Naar aanleiding van de controle heeft het college in het besluit van 21 oktober 2019 aan [appellant] een last onder bestuursdwang opgelegd om alle losse objecten die zijn gesitueerd in de openbare ruimte nabij [locatie 1] en [locatie 2] te verwijderen en verwijderd te houden.

De rechtbank heeft in haar uitspraak van 18 februari 2021 overwogen dat [appellant] objecten in de openbare ruimte heeft geplaatst en daarmee in strijd met artikel 2:10 van de Algemene Plaatselijke Verordening van de gemeente Deventer (hierna: de APV) heeft gehandeld. De rechtbank heeft geoordeeld dat het college bevoegd was tegen deze bouwwerken handhavend op te treden. Verder heeft de rechtbank overwogen dat er zich geen omstandigheden voor doen die maken dat van handhaving had moeten worden afgezien.

[appellant] kan zich niet verenigen met de uitspraak van de rechtbank en heeft hoger beroep ingesteld.

Het hoger beroep

De overtreding

2.       Artikel 2:10 van de APV luidt: "Het is verboden de weg, weggedeelte of een andere openbare plaats anders te gebruiken dan overeenkomstig de publieke functie daarvan als:

a. degene die dit voornemen tot gebruik heeft hiervan niet van tevoren melding heeft gedaan aan het college, onder indiening van een situatieschets met daarbij een omschrijving van het beoogde gebruik en de beoogde tijdsduur;

b. het college het beoogde gebruik na ontvangst van de melding tijdig heeft verboden.

[…]"

3.       Vaststaat dat er sprake is van een overtreding van artikel 2:10 van de APV.

De overtreder

4.       De Afdeling begrijpt de hoger beroepsgronden zo dat [appellant] betoogt dat de rechtbank niet heeft onderkend dat hij artikel 2:10 van de APV niet heeft overtreden en dat daarom de kosten van toepassing van bestuursdwang niet op hem kunnen worden verhaald. [appellant] voert aan dat onder meer de weggehaalde kinderfiets en het kleine konijnenhok niet waren gesitueerd op openbare gronden, maar op de standplaats die aan hem was verhuurd. Daarnaast voert hij aan dat de bewijslast van het plaatsen van de objecten in de openbare ruimte bij het college ligt. Het college heeft volgens hem niet aannemelijk gemaakt dat hij die objecten daar heeft geplaatst.

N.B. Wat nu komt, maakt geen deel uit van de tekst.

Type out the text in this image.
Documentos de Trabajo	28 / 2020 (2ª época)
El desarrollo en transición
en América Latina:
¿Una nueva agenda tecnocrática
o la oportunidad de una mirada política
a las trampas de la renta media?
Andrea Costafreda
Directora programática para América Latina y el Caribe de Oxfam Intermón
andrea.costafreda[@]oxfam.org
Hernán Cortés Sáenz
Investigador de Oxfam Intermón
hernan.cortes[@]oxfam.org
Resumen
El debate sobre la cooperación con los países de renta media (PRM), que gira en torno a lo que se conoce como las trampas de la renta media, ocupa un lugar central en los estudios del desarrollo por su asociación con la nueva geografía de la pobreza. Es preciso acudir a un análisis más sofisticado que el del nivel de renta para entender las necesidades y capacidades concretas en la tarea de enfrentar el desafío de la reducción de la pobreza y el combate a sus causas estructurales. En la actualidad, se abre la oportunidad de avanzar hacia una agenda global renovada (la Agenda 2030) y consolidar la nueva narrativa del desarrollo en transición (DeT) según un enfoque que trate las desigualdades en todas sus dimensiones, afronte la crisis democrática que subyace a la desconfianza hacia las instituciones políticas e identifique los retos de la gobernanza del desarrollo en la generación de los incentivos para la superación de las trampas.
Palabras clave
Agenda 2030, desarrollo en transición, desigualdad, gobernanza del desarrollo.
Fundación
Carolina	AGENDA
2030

4.1.    Zoals de Afdeling eerder heeft overwogen (uitspraak van 23 juli 2014, ECLI:NL:RVS:2014:2728) is de overtreder, gelet op artikel 5:1, tweede lid, van de Awb, degene die het desbetreffende wettelijke voorschrift schendt. Dit is in de eerste plaats degene die de verboden handeling fysiek verricht. Daarnaast kan in bepaalde gevallen degene die de overtreding niet zelf feitelijk begaat, doch aan wie de handeling is toe te rekenen, voor de overtreding verantwoordelijk worden gehouden en derhalve als overtreder worden aangemerkt.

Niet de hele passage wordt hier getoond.